"O que se viu do diretor Fábio Barreto foi um trabalho pensado para corresponder em cada detalhe à dignificação do protagonista, garoto nascido numa Caetés miserável do Agreste pernambucano dos anos 1940 e tornado combatente sindicalista no ABC paulista, momento em que a cinebiografia se encerra. Mas também um filme preocupado em restabelecer, ou para muitos estabelecer, a dignidade de um cineasta malsucedido em suas mais recentes incursões.
A orquestra Sinfônica do Teatro Nacional Claudio Santoro saberia que os acordes iniciais do baião de Luiz Gonzaga e seu parceiro Humberto Teixeira diriam mais daquela noite do que a trilha sonora melódica e excessiva de Antônio Pinto e Jaques Morelenbaum? Talvez. A recorrência do Sertão cantada em verso e prosa em Asa Brasa envolve a origem e o universo do grande biografado do filme que se seguiria à apresentação dos músicos.
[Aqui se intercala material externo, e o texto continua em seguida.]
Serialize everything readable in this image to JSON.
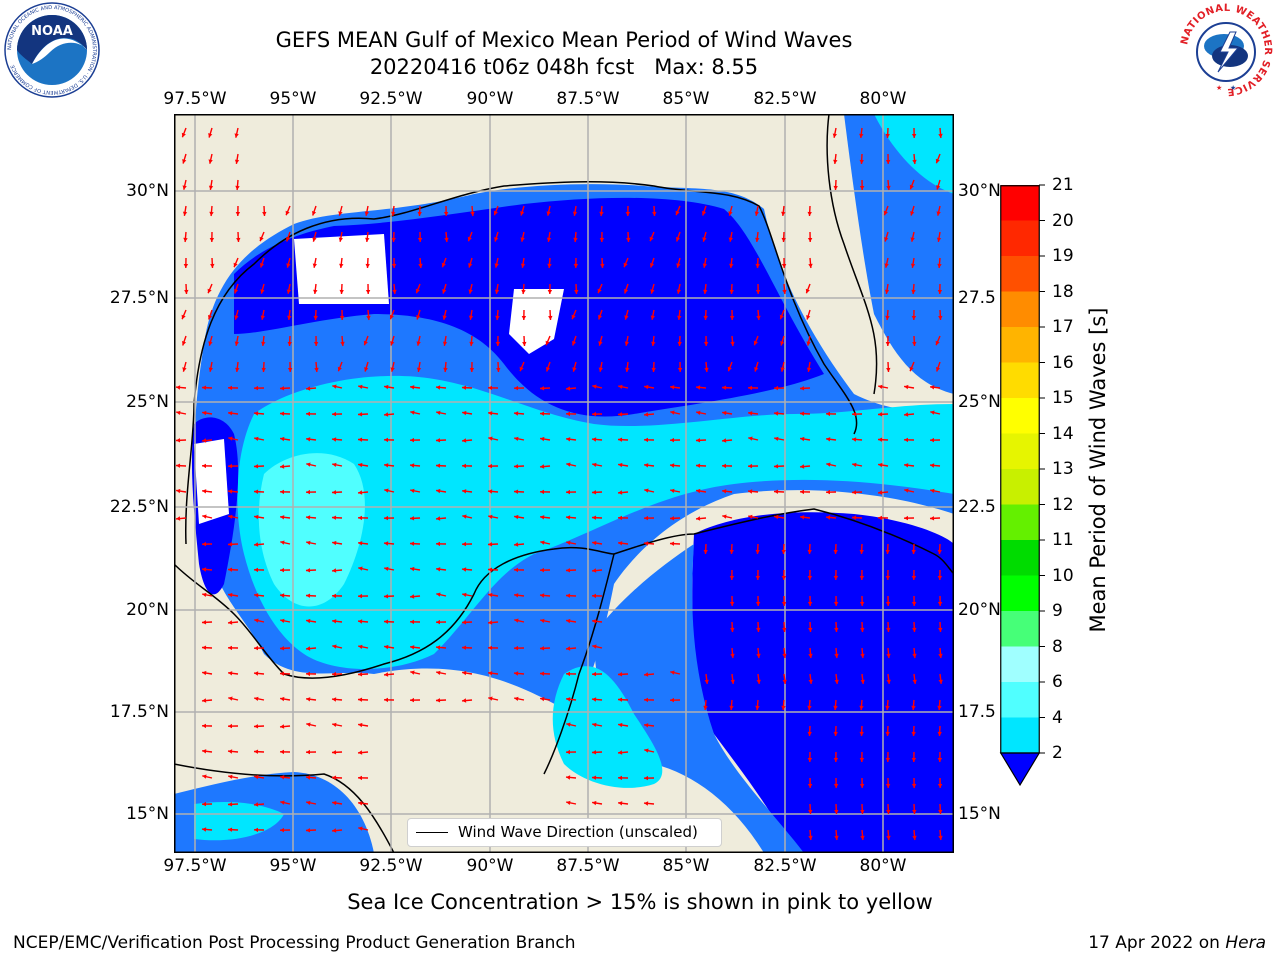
{
  "title": {
    "line1": "GEFS MEAN Gulf of Mexico Mean Period of Wind Waves",
    "line2": "20220416 t06z 048h fcst   Max: 8.55"
  },
  "map": {
    "lon_ticks": [
      "97.5°W",
      "95°W",
      "92.5°W",
      "90°W",
      "87.5°W",
      "85°W",
      "82.5°W",
      "80°W"
    ],
    "lat_ticks": [
      "30°N",
      "27.5°N",
      "25°N",
      "22.5°N",
      "20°N",
      "17.5°N",
      "15°N"
    ],
    "lat_ticks_right": [
      "30°N",
      "27.5",
      "25°N",
      "22.5",
      "20°N",
      "17.5",
      "15°N"
    ],
    "lon_range": [
      -98.1,
      -78.3
    ],
    "lat_range": [
      14.0,
      31.8
    ],
    "land_color": "#efecdc",
    "arrow_color": "#ff0000",
    "legend_label": "Wind Wave Direction (unscaled)"
  },
  "colorbar": {
    "title": "Mean Period of Wind Waves [s]",
    "labels": [
      "2",
      "4",
      "6",
      "8",
      "9",
      "10",
      "11",
      "12",
      "13",
      "14",
      "15",
      "16",
      "17",
      "18",
      "19",
      "20",
      "21"
    ],
    "colors": [
      "#0000ff",
      "#1e78ff",
      "#00e6ff",
      "#50ffff",
      "#a0ffff",
      "#46ff78",
      "#00ff00",
      "#00dc00",
      "#64f000",
      "#c8f000",
      "#e6f500",
      "#ffff00",
      "#ffdc00",
      "#ffb400",
      "#ff8c00",
      "#ff5000",
      "#ff2800",
      "#ff0000"
    ],
    "extend": "min"
  },
  "logos": {
    "noaa_text": "NOAA",
    "noaa_ring": "NATIONAL OCEANIC AND ATMOSPHERIC ADMINISTRATION · U.S. DEPARTMENT OF COMMERCE",
    "nws_ring": "NATIONAL WEATHER SERVICE"
  },
  "footer": {
    "note": "Sea Ice Concentration > 15% is shown in pink to yellow",
    "credit": "NCEP/EMC/Verification Post Processing Product Generation Branch",
    "date": "17 Apr 2022 on ",
    "host": "Hera"
  }
}
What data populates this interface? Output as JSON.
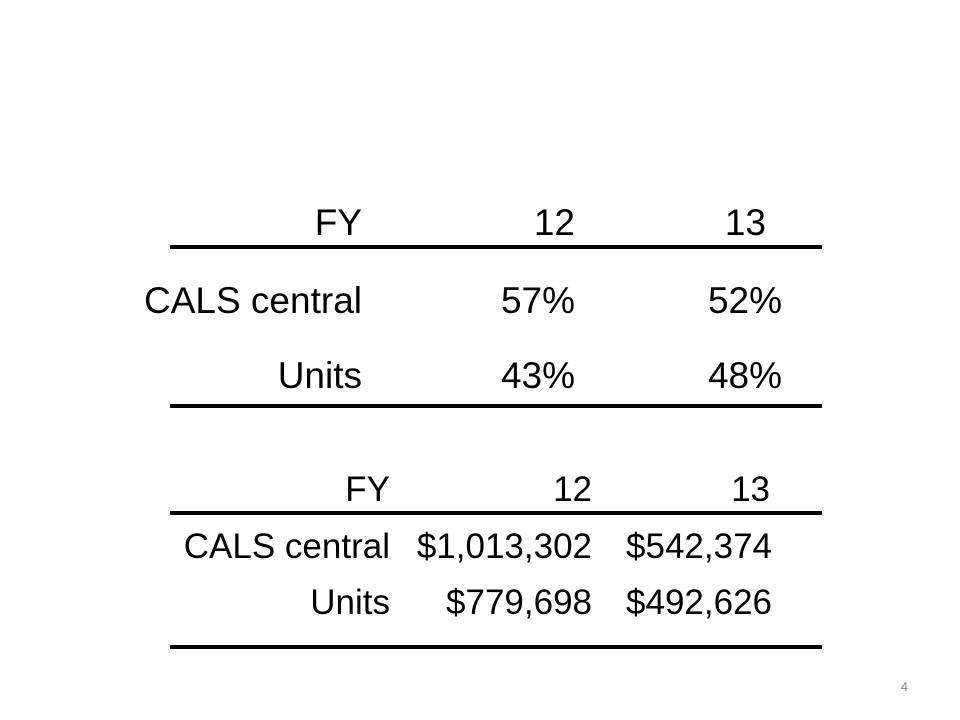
{
  "table_percent": {
    "header": [
      "FY",
      "12",
      "13"
    ],
    "rows": [
      {
        "label": "CALS central",
        "fy12": "57%",
        "fy13": "52%"
      },
      {
        "label": "Units",
        "fy12": "43%",
        "fy13": "48%"
      }
    ]
  },
  "table_dollars": {
    "header": [
      "FY",
      "12",
      "13"
    ],
    "rows": [
      {
        "label": "CALS central",
        "fy12": "$1,013,302",
        "fy13": "$542,374"
      },
      {
        "label": "Units",
        "fy12": "$779,698",
        "fy13": "$492,626"
      }
    ]
  },
  "page_number": "4"
}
A solenidade de estreia em Brasília, na terça-feira 17, de Lula – O Filho do Brasil, disse, aliás, ainda mais do País que o homem e agora personagem Luiz Inácio Lula da Silva preside, e da qual se absteve em comparecer. Numa confusão instituída, o empurra-empurra, a Sala Villa-Lobos de 1.307 lugares em superlotação sem precedentes numa abertura do Festival de Brasília do Cinema Brasileiro, as autoridades em fila interminável para o beija-mão da primeira-dama e um trio da cinematográfica família Barreto, responsável pelo projeto, numa sequência de gafes quando apela para que parte do público saia – tudo era o retrato acabado do jeito improvisado de como as coisas correm nessas terras.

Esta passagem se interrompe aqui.